Departing Puget Sound on 8 November 1918, just three days before the signing of the Armitsice that ended the Great War [World War I], Westpool subsequently loaded cargo in the Canal Zone for the Panama Railroad Co. before resuming her voyage to New York City on 9 December. After arriving there on the 20th, she delivered her freight before loading 5,002 tons of Army cargo. Departing New York City on 1 February 1919, Westpool sailed for European waters.

Upon her arrival at Antwerp, Belgium, on 18 February 1919, the ship discharged part of her cargo there before shifting to Swansea, Wales, late in February to unload the remainder. Having completed this task between 1 and 5 March, Westpool departed the British Isles on 5 March and headed for the United States. Westpool put into New York harbor on 23 March and was decommissioned there eight days later, on 31 March 1919. Simultaneously stricken from the Navy Register and returned to the USSB, Westpool subsequently remained under U.S. government ownership, in and out of active service, through the 1930s, until being transferred to the British Ministry of War Transport in 1941.

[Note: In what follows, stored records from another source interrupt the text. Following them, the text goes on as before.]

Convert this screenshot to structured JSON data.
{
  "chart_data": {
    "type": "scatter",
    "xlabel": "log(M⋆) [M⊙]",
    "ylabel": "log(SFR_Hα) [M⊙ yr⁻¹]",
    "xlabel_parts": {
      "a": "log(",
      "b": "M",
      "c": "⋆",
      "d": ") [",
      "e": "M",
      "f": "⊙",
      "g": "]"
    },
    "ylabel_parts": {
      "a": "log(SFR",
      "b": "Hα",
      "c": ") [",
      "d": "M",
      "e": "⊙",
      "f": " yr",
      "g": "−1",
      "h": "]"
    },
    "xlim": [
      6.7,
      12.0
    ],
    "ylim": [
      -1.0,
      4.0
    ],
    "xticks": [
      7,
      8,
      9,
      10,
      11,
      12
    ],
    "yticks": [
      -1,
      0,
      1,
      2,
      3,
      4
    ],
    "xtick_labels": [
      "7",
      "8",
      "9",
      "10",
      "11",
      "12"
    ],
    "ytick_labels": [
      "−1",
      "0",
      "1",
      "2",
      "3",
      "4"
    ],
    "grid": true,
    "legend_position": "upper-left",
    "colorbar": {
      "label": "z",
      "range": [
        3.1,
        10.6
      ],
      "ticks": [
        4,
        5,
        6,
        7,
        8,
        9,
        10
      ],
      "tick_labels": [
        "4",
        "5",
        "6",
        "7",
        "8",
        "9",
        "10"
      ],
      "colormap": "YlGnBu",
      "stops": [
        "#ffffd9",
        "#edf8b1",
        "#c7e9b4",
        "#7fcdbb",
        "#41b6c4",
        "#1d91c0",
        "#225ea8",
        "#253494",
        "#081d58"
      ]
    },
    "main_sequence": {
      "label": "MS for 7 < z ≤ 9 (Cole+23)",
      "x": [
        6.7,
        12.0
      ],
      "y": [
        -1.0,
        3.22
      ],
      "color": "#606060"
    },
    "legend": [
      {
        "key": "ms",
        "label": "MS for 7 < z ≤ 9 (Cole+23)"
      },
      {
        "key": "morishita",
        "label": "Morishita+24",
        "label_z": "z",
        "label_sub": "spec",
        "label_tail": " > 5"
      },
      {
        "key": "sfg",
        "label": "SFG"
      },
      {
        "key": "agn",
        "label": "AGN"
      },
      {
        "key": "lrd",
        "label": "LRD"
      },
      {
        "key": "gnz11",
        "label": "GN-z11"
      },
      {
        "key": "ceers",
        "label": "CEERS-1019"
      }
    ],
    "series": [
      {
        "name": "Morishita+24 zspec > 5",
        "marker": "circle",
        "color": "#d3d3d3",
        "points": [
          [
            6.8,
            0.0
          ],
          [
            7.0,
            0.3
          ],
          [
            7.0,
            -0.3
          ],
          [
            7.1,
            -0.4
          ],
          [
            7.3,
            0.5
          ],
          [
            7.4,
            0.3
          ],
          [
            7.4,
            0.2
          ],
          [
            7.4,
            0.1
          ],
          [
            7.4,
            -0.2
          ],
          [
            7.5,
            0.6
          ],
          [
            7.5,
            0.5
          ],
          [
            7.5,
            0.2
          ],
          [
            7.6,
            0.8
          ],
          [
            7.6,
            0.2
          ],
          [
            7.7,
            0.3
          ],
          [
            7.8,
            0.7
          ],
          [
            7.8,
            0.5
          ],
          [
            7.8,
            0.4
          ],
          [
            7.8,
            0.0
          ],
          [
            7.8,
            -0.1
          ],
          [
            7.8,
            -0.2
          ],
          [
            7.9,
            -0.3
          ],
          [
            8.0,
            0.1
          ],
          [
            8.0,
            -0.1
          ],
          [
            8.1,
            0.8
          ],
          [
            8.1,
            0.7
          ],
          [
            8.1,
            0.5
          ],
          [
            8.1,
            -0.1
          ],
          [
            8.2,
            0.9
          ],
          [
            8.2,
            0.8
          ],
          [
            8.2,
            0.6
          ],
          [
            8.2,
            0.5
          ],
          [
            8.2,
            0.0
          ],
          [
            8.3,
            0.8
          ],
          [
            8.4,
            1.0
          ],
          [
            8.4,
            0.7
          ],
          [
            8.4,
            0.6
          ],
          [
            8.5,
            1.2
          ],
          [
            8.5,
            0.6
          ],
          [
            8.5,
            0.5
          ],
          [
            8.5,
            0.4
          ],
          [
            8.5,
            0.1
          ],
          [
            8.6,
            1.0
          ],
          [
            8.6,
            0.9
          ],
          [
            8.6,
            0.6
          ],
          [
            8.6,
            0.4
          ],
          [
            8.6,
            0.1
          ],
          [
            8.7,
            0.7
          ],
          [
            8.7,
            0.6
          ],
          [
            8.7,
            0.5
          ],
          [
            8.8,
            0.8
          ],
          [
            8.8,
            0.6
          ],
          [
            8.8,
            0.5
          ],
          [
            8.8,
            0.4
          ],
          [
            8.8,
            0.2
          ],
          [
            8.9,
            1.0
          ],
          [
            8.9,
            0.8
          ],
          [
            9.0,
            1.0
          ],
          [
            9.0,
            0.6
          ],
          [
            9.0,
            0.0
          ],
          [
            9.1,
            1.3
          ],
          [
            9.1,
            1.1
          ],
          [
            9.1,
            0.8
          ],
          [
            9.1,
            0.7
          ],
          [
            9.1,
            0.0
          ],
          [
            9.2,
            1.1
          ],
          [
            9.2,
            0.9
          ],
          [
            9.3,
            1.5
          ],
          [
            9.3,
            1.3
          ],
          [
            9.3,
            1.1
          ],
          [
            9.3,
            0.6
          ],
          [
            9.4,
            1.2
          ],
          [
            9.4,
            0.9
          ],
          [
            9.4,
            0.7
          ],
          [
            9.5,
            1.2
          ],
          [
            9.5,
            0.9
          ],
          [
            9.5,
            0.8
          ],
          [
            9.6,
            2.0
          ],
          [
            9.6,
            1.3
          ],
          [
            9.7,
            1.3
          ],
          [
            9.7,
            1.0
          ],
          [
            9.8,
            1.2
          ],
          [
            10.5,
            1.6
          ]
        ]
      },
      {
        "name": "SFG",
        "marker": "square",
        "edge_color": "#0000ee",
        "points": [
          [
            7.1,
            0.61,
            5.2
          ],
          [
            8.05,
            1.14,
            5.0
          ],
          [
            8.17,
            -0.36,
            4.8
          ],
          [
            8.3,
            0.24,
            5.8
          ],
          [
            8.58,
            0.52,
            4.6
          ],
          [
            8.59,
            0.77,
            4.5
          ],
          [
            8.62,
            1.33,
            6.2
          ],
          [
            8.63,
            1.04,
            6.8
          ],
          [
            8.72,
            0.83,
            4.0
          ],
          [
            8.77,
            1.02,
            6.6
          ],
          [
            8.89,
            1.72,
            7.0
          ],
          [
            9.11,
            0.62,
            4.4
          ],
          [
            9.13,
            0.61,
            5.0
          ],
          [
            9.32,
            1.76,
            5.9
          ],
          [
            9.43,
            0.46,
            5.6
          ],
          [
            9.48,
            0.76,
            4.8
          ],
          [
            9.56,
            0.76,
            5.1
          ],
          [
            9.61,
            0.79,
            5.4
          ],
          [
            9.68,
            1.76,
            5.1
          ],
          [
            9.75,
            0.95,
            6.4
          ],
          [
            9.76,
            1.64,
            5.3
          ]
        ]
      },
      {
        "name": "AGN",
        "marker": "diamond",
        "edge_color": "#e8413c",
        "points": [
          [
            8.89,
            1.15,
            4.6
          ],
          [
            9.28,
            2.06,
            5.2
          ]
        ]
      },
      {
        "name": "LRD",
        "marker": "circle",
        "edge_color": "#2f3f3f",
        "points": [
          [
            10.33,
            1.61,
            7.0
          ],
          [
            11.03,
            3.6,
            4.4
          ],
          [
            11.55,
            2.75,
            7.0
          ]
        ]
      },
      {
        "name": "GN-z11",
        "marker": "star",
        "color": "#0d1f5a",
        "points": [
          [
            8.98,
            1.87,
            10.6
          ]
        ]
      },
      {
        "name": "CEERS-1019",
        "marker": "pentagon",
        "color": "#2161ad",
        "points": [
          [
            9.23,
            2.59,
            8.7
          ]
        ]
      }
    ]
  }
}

Steaming in convoy SC-26 on 3 April 1941, south-southwest of Reykjavik, Iceland, Westpool  (49-year old William Stafford, Master), with a cargo of 7,144 tons of  scrap iron, was torpedoed and sunk by the German submarine U-73 (Kapitanleutnant Helmut Rosenbaum, commanding). Westpool began her plunge to the bottom within a minute, taking 35 souls -- Capt. Stafford, 33 of his crew, and one gunner -- with her. The British destroyer HMS Havelock (D.88) (Cmdr. Earle H. Thomas, DSC, RN) rescued the eight survivors, landing them at Liverpool, England, on 9 April, six days later.